Okullarda din eğitimi ve dini görünümler konusunda Alevi kesimden gelen çocukların okulda ve derslerde yaşadıkları olumsuz deneyimlerin oranı diğer kesimlere kıyasla bir hayli fazla. Okullardaki mevcut din eğitimi müfredatı ve dini görünüm uygulamaları Alevi öğrencilerde güçlü bir ayrımcılık hissiyatı yaratıyor. Bu kesimden öğrenciler, her inanç grubuna eşit yaklaşan din dersleri içeriği taleplerinin yanında, okullarındaki öğretmen ve idarecilerin tutumları hakkında da beklentilerini kuvvetle dile getiriyorlar.
Kimlikleri nedeniyle okullarda maruz kaldıkları olumsuz deneyimlerin öğretmen ve idarecilerle çatışma boyutuna geldiğini ve Alevi kesimden öğrenciler okul hayatlarını bu çatışma çerçevesinden değerlendirme eğilimindeler. (Çalışma kapsamında görüşülen gayrimüslim öğrencilerin büyük ölçüde özel okullara devam eden çocuklardan oluşması gayrimüslim çocukların devlet okullarında yaşadıkları sorunlarının raporda yansıtılamamasına neden oldu.)
Uluslararası insan hakları hukuku standartları açısından belirli güvenceler sağlandığı takdirde okullarda din eğitimi, dini semboller ve dini uygulamaların yeri konusunda farklı modeller uygulamak mümkün görünüyor. Özellikle Avrupa İnsan Hakları Sözleşmesi (AİHS) çerçevesi bu konuda devletlere bir takdir alanı bırakıyor.
Okullarda dinler hakkında öğretim zorunlu bir ders olarak sunulabilir, öte yandan, belirli bir dinin içinden tek yönlü koşullandırma içerecek şekilde din eğitim veya öğretimi zorunlu olduğu takdirde ayrımcı olmayan bir muafiyet sisteminin uygulanması şarttır.
Nitekim, AİHM Zengin Grubu (Hasan ve Eylem Zengin/Türkiye ve Mansur Yalçın ve Diğerleri/Türkiye) davalarıyla ilgil olarak zorunlu DKAB derslerinin nesnel ve objektif olmaması nedeniyle ebeveynlerin çocuklarını kendi inanç veya felsefi görüşleri doğrultusunda yetiştirme haklarını (AİHS 1. Protokol Madde 2) ihlal ettiğine hükmetmiştir.
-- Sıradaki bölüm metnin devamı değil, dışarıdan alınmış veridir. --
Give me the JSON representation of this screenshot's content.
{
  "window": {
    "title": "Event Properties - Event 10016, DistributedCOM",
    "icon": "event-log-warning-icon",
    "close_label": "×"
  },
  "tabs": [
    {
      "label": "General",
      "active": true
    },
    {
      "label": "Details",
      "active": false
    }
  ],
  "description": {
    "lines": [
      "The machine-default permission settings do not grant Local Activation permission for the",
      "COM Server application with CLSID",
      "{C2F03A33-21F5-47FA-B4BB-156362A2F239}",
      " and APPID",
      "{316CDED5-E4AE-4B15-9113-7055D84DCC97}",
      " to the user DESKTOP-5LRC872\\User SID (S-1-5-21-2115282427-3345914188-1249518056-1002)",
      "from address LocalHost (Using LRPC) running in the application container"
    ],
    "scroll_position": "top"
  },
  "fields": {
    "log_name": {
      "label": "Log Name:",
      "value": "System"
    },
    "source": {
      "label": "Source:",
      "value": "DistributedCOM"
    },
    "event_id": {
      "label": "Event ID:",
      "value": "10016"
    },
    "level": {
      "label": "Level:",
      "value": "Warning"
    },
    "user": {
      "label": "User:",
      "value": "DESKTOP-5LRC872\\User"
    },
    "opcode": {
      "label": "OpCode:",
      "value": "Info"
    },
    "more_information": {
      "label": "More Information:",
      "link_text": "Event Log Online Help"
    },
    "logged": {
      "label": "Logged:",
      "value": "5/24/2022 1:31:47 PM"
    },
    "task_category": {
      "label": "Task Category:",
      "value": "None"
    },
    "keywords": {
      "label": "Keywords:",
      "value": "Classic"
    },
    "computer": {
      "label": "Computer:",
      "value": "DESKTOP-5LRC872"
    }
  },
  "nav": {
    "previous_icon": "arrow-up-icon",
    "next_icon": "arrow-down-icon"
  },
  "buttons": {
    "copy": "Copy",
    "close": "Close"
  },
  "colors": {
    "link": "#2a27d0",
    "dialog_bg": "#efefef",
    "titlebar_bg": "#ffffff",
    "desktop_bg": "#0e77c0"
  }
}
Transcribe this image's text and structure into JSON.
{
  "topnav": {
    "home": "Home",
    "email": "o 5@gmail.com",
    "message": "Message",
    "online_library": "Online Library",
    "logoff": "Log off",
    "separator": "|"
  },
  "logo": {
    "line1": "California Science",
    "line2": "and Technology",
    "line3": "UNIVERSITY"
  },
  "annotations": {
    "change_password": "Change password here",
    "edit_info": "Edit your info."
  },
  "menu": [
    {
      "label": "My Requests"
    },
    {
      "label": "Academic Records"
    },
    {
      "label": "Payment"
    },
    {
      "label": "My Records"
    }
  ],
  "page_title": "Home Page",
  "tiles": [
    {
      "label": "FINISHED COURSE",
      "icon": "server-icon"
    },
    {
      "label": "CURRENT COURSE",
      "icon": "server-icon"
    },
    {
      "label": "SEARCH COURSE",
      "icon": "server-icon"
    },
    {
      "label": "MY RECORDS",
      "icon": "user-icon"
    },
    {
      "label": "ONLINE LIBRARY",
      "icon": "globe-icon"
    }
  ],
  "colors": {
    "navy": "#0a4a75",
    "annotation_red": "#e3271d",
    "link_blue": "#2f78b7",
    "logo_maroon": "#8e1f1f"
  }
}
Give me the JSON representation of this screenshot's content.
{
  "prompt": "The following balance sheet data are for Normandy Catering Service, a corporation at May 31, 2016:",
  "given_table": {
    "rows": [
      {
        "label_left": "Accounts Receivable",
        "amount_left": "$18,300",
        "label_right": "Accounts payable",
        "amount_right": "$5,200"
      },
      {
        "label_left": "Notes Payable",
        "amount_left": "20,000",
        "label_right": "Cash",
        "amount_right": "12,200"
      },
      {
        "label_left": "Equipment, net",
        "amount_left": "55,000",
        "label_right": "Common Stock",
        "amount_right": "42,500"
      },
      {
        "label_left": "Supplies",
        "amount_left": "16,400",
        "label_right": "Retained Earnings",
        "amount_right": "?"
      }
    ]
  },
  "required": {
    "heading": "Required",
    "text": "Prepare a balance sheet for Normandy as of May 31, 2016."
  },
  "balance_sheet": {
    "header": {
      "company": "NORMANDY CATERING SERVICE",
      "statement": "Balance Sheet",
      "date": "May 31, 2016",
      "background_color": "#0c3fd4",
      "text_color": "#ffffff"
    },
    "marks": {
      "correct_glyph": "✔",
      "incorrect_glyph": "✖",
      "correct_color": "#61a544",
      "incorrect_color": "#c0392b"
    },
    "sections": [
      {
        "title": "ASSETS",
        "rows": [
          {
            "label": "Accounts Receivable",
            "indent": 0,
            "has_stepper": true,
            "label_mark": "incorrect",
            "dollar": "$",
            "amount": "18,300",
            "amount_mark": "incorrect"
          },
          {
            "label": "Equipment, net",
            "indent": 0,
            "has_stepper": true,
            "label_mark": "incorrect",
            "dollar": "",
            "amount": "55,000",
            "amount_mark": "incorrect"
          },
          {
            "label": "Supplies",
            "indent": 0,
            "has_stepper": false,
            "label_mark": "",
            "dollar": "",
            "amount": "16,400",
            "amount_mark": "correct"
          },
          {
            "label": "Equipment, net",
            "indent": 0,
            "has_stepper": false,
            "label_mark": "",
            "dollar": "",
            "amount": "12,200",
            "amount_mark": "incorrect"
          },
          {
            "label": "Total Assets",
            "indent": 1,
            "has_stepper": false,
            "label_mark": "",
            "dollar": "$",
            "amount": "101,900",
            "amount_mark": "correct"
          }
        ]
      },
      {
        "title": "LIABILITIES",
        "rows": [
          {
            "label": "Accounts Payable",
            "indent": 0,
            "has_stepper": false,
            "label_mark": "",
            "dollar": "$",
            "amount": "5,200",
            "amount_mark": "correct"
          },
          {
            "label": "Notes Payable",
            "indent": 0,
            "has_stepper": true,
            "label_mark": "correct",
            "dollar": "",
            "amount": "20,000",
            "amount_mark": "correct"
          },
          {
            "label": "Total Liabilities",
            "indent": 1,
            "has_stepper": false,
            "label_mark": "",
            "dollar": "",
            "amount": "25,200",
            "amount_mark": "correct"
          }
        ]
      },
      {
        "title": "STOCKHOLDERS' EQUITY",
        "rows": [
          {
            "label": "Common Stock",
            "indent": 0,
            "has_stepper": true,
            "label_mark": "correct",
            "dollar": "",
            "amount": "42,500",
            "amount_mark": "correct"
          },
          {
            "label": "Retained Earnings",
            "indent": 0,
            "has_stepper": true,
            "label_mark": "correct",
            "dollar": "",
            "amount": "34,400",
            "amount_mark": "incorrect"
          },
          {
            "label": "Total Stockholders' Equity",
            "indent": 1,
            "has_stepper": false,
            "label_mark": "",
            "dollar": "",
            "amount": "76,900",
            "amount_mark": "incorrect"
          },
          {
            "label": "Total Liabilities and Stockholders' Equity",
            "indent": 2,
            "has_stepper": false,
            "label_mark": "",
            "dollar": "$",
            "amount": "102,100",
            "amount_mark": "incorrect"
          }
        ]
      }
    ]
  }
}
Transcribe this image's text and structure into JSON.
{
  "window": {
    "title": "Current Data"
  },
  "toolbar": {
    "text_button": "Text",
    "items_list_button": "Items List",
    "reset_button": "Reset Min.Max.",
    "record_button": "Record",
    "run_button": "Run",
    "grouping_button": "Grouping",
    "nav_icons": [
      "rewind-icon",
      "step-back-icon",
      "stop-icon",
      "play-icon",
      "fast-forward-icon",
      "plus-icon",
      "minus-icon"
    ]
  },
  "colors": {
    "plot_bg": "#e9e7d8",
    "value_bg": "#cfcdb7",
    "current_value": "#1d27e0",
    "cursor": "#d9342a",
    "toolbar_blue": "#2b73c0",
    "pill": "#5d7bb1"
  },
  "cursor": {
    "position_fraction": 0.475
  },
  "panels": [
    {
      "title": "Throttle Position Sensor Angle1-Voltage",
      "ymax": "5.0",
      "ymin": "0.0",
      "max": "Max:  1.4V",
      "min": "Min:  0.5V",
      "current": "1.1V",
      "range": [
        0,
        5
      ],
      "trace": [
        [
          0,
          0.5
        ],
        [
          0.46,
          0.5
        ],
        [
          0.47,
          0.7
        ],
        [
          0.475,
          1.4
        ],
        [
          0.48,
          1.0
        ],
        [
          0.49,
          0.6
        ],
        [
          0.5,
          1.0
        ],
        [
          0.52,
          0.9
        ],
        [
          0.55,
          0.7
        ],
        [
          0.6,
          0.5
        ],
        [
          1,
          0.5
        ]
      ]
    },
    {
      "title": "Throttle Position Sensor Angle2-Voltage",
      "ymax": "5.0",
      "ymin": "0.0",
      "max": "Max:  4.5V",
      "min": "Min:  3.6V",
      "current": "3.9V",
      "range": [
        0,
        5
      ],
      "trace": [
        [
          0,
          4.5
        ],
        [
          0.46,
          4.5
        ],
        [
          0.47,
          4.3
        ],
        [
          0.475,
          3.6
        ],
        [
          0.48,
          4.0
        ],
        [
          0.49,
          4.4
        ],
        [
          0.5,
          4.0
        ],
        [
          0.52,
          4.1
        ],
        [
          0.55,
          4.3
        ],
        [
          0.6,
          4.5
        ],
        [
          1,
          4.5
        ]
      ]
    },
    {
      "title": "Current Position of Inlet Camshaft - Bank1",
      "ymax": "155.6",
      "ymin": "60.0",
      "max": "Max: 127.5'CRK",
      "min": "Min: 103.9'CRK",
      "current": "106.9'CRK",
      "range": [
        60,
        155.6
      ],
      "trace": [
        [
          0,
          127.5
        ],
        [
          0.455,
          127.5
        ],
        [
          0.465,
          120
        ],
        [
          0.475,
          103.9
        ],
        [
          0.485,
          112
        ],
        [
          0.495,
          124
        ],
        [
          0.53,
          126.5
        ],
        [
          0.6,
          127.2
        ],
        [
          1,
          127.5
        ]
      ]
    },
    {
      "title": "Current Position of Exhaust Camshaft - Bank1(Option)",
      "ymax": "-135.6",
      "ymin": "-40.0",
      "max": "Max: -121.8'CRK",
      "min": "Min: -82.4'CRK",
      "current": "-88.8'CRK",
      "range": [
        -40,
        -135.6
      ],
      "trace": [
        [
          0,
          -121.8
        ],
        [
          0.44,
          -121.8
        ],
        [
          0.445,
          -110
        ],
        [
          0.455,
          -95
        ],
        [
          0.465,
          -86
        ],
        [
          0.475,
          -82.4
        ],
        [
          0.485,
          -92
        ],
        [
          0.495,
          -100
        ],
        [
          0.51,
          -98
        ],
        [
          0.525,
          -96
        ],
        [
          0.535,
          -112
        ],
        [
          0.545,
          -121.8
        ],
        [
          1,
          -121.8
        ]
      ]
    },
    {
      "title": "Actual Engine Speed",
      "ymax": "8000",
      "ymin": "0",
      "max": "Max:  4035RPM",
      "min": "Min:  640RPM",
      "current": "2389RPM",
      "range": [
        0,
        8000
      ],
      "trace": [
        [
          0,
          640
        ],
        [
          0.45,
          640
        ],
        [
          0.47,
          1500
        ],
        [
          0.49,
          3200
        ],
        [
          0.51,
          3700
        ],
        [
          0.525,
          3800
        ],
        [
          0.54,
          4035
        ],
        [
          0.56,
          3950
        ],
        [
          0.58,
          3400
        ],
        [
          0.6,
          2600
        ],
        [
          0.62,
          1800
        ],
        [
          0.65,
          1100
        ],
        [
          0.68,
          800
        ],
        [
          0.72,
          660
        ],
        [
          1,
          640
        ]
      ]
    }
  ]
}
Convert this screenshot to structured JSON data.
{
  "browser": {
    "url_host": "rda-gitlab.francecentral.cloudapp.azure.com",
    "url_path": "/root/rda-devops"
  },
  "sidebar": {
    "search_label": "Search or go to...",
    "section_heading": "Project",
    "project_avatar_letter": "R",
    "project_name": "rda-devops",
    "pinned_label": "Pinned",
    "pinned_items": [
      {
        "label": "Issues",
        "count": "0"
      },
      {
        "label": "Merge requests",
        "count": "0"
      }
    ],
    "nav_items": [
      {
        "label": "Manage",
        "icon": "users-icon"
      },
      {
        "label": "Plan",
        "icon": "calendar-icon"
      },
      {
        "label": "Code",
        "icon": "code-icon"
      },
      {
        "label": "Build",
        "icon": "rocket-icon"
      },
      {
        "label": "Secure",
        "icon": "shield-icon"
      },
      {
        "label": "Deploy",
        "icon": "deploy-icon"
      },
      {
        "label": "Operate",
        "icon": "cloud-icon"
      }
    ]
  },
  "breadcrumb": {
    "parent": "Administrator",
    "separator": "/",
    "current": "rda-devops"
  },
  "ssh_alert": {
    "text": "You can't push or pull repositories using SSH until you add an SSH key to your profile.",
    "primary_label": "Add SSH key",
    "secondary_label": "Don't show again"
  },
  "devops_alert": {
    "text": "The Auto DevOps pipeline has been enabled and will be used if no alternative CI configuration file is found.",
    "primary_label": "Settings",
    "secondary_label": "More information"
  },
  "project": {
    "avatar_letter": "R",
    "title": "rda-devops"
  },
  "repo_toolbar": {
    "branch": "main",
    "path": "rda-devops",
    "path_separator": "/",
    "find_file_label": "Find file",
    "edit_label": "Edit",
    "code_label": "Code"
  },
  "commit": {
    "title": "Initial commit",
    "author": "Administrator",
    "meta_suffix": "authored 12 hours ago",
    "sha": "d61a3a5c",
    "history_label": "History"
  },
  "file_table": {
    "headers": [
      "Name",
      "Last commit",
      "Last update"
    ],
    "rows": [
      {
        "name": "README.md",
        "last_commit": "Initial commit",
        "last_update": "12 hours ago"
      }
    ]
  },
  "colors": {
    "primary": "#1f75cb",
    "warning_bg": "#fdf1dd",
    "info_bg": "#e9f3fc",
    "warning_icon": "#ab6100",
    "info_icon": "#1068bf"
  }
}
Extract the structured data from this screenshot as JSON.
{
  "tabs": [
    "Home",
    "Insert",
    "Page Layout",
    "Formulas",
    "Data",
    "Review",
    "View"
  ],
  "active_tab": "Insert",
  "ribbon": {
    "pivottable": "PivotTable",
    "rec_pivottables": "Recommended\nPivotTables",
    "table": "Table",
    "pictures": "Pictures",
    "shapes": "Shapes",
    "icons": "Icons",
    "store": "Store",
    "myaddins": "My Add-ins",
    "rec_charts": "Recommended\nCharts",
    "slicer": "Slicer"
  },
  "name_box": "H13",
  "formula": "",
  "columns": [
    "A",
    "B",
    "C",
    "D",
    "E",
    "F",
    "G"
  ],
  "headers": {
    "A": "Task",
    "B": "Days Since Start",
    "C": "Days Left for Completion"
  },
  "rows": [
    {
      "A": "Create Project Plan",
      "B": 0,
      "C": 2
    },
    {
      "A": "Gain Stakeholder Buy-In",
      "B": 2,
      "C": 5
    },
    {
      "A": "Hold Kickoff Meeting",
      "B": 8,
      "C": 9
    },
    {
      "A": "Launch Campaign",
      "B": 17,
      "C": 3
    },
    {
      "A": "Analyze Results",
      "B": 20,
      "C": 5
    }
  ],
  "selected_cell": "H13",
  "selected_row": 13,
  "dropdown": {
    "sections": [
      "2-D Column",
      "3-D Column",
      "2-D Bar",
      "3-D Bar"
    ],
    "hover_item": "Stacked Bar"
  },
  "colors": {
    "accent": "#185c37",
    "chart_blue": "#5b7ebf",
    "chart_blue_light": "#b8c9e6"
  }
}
Şayet AİHM’in öngördüğü genel önlemler alınırsa saha bulgularının işaret ettiği sorunlar da giderilmiş olacak. Maalesef, DKAB derslerinin AİHM’in öngördüğü genel önlemlerle uyumlu hale getirilmesi için hazırlanmış olan eylem planının uygulaması şeffaf ve kapsayıcı bir şekilde yürütülmüyor.
Seçmeli din derslerinin de okulda sunulması mümkün ancak katılım ve uygulamaya zorlamama ve inancını açıklamak zorunda bırakılmama güvencelerinin mutlaka bulunması gerekiyor. Ayrıca ayrımcılık yasağının ihlal edilmemesi için neden sadece İslam hakkında seçmeli din derslerinin sunulduğu, neden başka din veya inanç ve dünya görüşleri hakkında seçmeli derslerin sunulmadığı objektif kriterlerle açıklanmalıdır.
Benzer şekilde sadece belirli dini sembollere ve uygulamalara serbestlik alanı sağlanırken inanç temelli başka sembol ve uygulamalara serbestlik alanı tanınmaması ciddi bir problem. Başörtüsü kullanan, okuldaki mescitte namaz kılan ve Cuma namasına gitmek isteyen öğrenciler kendi inançlarını açıklayabilecekleri için memnun olabilirler.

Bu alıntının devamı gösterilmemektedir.